Kallman is one of the two central characters in Standing with the sun. He was an actor, mostly on stage, from the early 1950s to the 1970s. For a time, he was even a comedic protege of Lucille Ball and starred for a season in the television sitcom. Skein.

“Forgettable” is an adjective that attaches to Kallman’s career like dust to a ceiling fan; but his violent death in 1980 propelled him to a different kind of notoriety. Kallman was shot and killed, along with his lover, by three robbers in his Manhattan home.

This townhouse also served as a showroom for his antique business, which he called “Possessions of Prominence”. For Mallon, this absurdly inflated name reveals something essentially off-putting about Kallman’s personality. As Mallon imagines, Kallman is just too much; too “aggressively insinuating” with casting directors and powerhouse stars like Lucille Ball; overly driven by an “ambition” that “remained like a cowlick or a horn, fatal to an audience’s complete belief in almost any character they played.” While Mallon portrays Kallman, he was his own worst enemy, much like Richard Nixon, whose psyche Mallon also delved into in fiction.

Standing with the sun is a novel about showbiz activists and a certain slice of gay life in mid-to-late 20th century America. Mallon’s other main character here is his occasional narrator, a wry, sweet gay man named Matt Liannetto, who is a musical accompanist on several of the shows Kallman appears on.

In Mallon’s imagination, Matt visits Kallman the night he dies; curiously, the miser Kallman gives Matt a piece of costume jewelry, which turns out to be, in Alfred Hitchcock’s famous term, the “McGuffin” that holds the secret to Kallman’s murder motive.

Throughout his writing career, Mallon has perfected the art of immersing readers in the past without making us feel like we’re strolling through a sham like Main Street in Disneyland, USA. Unlike his anti-hero Kallman, Mallon never goes too heavy. For example, Mallon has an excellent expert appreciation for the commonplace language of the time: he has Kallman at one point exclaim, “How about that!” (When was the last time you heard someone say that old phrase?)

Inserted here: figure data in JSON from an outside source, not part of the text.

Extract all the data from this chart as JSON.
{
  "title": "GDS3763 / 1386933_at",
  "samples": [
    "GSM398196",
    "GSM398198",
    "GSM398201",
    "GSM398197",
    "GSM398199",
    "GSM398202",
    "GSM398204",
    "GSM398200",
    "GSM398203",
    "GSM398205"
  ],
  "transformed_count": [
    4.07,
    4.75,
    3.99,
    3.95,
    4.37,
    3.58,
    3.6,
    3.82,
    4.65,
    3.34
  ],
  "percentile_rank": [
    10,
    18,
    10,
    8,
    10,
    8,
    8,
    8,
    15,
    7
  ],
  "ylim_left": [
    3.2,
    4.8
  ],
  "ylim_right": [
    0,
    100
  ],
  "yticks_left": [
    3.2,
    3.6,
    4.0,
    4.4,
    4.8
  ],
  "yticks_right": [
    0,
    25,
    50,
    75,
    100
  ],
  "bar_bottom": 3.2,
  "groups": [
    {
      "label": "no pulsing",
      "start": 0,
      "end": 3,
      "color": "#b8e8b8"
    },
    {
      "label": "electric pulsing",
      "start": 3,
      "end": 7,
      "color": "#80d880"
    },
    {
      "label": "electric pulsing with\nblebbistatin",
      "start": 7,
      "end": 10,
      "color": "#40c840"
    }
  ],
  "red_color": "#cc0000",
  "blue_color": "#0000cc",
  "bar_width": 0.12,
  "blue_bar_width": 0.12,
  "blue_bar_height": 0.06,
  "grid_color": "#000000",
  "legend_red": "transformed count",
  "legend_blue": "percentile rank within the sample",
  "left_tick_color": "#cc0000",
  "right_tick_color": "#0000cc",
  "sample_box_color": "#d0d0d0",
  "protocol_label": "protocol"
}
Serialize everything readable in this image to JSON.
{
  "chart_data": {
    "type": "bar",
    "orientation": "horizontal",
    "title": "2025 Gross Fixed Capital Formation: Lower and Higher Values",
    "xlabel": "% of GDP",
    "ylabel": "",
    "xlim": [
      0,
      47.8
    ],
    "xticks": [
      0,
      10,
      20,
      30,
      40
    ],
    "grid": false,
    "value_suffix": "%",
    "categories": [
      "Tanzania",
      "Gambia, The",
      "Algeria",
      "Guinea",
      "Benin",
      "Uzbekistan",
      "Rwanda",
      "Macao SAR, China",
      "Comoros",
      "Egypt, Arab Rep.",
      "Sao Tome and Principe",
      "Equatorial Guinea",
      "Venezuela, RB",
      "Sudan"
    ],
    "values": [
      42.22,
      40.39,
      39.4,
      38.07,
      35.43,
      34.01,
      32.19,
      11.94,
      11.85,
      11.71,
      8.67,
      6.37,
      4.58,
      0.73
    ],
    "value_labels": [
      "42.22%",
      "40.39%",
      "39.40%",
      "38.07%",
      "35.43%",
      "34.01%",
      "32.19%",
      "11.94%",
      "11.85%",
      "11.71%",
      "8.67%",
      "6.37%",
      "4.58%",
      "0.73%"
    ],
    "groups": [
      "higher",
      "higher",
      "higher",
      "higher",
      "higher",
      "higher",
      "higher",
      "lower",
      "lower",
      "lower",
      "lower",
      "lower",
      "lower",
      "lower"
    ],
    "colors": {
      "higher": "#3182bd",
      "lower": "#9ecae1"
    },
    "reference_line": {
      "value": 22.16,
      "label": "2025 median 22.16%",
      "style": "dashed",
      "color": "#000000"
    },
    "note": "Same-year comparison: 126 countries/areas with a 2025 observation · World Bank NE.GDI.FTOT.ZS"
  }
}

The celebrities who populate this novel are mostly bygone B-listers like Kaye Ballard and Dolores Gray, as well as beloved old Turner Movie Classics host Robert Osborne. Lest the atmosphere get too nostalgic, too tearful, Mallon’s signature spirit remains crisp as a piece of kettle. He’s clearly having fun, for example, making up a bad newspaper review of Kallman’s overaction, in which the fictional reviewer comments, “Mr. Kallman probably puts sugar in his saccharin.” Good line.

Mallon’s best historical novels—and this is one of them—are haunted by an acute awareness of the transience of things. So the fame and magic of the greatest performances, like Judy Garland’s 1961 return to Carnegie Hall, is only momentary. Kallman is in the audience for this show, along with fading Hollywood stars and around a thousand teary-eyed gay men. Kallman, also gay but dismissively dry-eyed, mused that, “Everything that was broken in those guys, was reaching out and unleashing everything that was broken in her.”

Time passes and Judy and her fans disappear; entire worlds are wiped out. This sweeping novel takes readers back to the early days of the AIDS epidemic; an epidemic that Mallon himself experienced. Few months ago, the new yorker published excerpts from the diaries a young Mallon kept while living in New York City as “gay cancer” ravaged that city. These journal entries are immediate and devastating – as well as, improbably and thankfully, witty. As Standing with the sun comes to an end, we readers realize that AIDS is waiting in the wings, which makes our time – even with the entertaining, but obnoxious likes of Mallon’s Dick Kallman – all the more precious.